Thursday, November 02, 2006

Stallman is Annoying (and Important)

After my commute in this morning I'm about halfway through last night's interview with Richard Stallman on The Linux Link Tech Show. Stallman is every bit as irritating and interesting as he was the last time he was on the show ( Episode 79 - April 13, 2005). The funny thing is, I agree with much (not all) of what RMS espouses in terms of software and technology, but his confrontational, unfriendly demeanour always leaves me gritting my teeth.

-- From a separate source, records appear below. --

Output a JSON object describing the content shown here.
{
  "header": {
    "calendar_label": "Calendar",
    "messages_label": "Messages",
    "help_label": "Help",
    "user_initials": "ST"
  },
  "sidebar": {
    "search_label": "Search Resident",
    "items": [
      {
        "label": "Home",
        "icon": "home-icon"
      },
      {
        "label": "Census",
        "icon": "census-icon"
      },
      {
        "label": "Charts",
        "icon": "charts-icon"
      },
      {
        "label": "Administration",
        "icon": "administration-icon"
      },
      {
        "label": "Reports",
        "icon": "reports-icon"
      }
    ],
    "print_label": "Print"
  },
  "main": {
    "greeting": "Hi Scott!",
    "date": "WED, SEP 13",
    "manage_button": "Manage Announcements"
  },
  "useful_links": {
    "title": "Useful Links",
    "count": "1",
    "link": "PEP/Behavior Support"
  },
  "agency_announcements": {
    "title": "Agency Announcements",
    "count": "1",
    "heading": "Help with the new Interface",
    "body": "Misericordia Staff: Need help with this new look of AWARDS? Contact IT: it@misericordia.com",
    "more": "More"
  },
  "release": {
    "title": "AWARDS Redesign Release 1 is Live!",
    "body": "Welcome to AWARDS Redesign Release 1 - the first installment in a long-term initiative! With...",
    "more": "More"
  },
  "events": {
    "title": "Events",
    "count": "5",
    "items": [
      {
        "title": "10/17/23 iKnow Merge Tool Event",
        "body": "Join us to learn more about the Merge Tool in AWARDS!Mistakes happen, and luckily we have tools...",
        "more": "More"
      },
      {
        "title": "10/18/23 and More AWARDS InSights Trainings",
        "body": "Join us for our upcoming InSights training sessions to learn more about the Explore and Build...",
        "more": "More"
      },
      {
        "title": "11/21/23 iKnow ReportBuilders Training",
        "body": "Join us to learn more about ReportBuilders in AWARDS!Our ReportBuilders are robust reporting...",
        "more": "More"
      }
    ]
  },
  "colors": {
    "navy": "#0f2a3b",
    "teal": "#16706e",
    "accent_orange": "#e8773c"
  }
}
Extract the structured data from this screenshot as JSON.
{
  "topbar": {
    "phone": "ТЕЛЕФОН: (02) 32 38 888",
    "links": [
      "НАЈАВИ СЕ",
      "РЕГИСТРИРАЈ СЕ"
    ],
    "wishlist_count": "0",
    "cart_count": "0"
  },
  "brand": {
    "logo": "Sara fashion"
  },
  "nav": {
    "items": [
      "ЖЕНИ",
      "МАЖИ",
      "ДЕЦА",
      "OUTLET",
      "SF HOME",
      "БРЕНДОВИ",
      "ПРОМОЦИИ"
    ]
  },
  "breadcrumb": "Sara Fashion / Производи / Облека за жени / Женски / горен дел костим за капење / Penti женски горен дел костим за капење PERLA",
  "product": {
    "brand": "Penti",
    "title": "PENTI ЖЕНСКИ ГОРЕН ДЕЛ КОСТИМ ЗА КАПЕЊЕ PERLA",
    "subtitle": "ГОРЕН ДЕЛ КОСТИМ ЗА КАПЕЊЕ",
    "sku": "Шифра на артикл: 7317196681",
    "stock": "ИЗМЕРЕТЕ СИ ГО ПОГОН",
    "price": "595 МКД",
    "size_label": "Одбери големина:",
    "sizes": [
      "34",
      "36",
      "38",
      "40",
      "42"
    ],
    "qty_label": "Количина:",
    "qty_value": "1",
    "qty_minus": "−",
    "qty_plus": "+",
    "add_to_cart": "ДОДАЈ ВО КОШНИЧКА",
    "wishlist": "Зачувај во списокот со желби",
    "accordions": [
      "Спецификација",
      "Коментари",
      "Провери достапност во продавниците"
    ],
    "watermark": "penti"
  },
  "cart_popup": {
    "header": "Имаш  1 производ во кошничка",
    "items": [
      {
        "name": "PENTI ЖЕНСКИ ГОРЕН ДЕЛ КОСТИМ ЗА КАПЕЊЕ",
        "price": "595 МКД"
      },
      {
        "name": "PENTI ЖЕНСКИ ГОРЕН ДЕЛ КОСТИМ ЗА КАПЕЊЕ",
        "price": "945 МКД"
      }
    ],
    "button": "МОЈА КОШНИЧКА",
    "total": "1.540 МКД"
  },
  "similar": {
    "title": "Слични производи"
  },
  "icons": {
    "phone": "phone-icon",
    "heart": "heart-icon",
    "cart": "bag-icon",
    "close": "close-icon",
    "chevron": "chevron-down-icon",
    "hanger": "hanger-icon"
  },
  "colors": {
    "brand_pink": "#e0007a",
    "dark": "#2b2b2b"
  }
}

Hats off to the TLLTS guys for remaining courteous in the face of being repeatedly cutoff with what were many times demeaning responses. It takes a significantly sized set of cojones to avoid losing your cool. Although I'm only halfway through I haven't heard Linc pipe up at all. I won't be surprised if he doesn't. I'm not sure he would be able to hold his tongue ;).

Stallman is unwavering in his commitment to free (as in speech) software. And while he would like to see everyone using free software he's not about to sacrifice one bit of that freedom to expand the user base. He was critical of Eric Raymond's view that sacrificing that freedom (in the form of using properly licensed proprietary multimedia codecs in Linux distros) in order to bring Linux more fully onto the mainstream desktop is not only ok, but vital. Stallman of course stated that he was interested in maintaining and supporting freedom, popularity be damned.

Are Stallman's views realistic and pragmatic? No. Are they important? Yes.

While it's all well and good that you and I run some combination of free software and proprietary muckety-muck (true freedom after all let's us do what *we* want - even if it's proprietary), it's also important to have somebody anchoring things down at the 'freedom' end of the scale. There are plenty of people willing to sell you software and hardware that will lock down functionality and limit your freedom (er.. IPod .. cough cough), it's good to have something balancing (and fighting) that at the other end.

Richard Stallman's views, attitude and demeanour are definitely annoying but very important at the same time.

Update: I listened to the rest on the way home tonight... Linc Fessenden did not disappoint!